= Leah Parry =

Australian softball player

Leah Parry (born 1 July 1980 in Western Australia) is an Australian female softball Olympian. She has over 140 caps for Australia. She was selected for the Tokyo 2020 Olympics.

== Early years ==
Parry began playing for the Fremantle Rebels in the Perth Softball League at a young age. She first represented Western Australia at the age of 13 in 1993.

== Achievements ==
In 2003, Parry was part of the Western Australia (WA) team that claimed its first Gilley's Shield win since 1959. She was also part of the WA team that won again in 2011 and 2013.

Parry was one of the players cut for the Spirit's Beijing 2008 squad. This was the last Olympic Games in which softball was included until being reintroduced for the Tokyo 2020 Olympics.

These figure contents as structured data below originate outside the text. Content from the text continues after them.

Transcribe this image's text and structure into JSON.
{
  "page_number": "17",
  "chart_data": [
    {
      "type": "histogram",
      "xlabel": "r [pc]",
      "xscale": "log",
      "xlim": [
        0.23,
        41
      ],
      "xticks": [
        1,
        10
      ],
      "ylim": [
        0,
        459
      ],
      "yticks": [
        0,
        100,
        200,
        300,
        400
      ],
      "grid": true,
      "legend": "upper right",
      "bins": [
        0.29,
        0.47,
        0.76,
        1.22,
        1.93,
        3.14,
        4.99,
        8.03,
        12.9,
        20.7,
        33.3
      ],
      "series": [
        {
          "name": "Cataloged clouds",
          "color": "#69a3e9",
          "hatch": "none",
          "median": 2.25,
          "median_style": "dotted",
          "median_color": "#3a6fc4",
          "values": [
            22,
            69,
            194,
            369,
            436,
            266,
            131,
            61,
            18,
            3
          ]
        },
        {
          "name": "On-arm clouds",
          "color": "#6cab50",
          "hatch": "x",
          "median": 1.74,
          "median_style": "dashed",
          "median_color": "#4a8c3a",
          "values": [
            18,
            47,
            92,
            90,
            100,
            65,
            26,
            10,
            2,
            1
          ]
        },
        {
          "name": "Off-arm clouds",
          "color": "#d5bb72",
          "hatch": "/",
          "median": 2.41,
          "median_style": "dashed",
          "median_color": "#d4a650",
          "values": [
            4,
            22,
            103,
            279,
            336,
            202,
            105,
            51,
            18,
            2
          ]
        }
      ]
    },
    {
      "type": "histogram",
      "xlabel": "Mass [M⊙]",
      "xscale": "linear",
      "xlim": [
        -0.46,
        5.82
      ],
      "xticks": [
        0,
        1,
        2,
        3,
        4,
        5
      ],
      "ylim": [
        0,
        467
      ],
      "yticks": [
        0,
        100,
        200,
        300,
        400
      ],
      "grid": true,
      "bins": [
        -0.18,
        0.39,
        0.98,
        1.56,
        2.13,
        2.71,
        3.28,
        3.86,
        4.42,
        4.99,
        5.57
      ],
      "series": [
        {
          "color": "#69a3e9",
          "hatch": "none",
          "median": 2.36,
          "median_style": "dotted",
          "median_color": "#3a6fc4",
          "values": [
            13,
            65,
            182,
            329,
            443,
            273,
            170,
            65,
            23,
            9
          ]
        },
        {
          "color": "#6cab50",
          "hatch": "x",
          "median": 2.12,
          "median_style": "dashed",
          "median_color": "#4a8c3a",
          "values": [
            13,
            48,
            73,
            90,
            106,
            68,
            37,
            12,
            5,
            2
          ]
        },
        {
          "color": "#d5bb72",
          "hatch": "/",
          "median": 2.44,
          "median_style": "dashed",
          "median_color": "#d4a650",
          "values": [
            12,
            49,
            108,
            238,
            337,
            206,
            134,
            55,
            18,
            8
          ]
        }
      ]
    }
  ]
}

She was then selected for the 2010 World Championships but decided to retire for two years. She made a comeback when it was announced that softball was once more included as an Olympic sport in the 2020 Olympics.

Parry as a second baser, batting over 0.380 at Nationals, earned selection back into the Australian team for the 2019 Asia Pacific Cup.

Parry was selected in the Australian softball squad for the Tokyo 2020 Olympics. The team won 1 of 5 matches in the group stage and did not compete for a medal.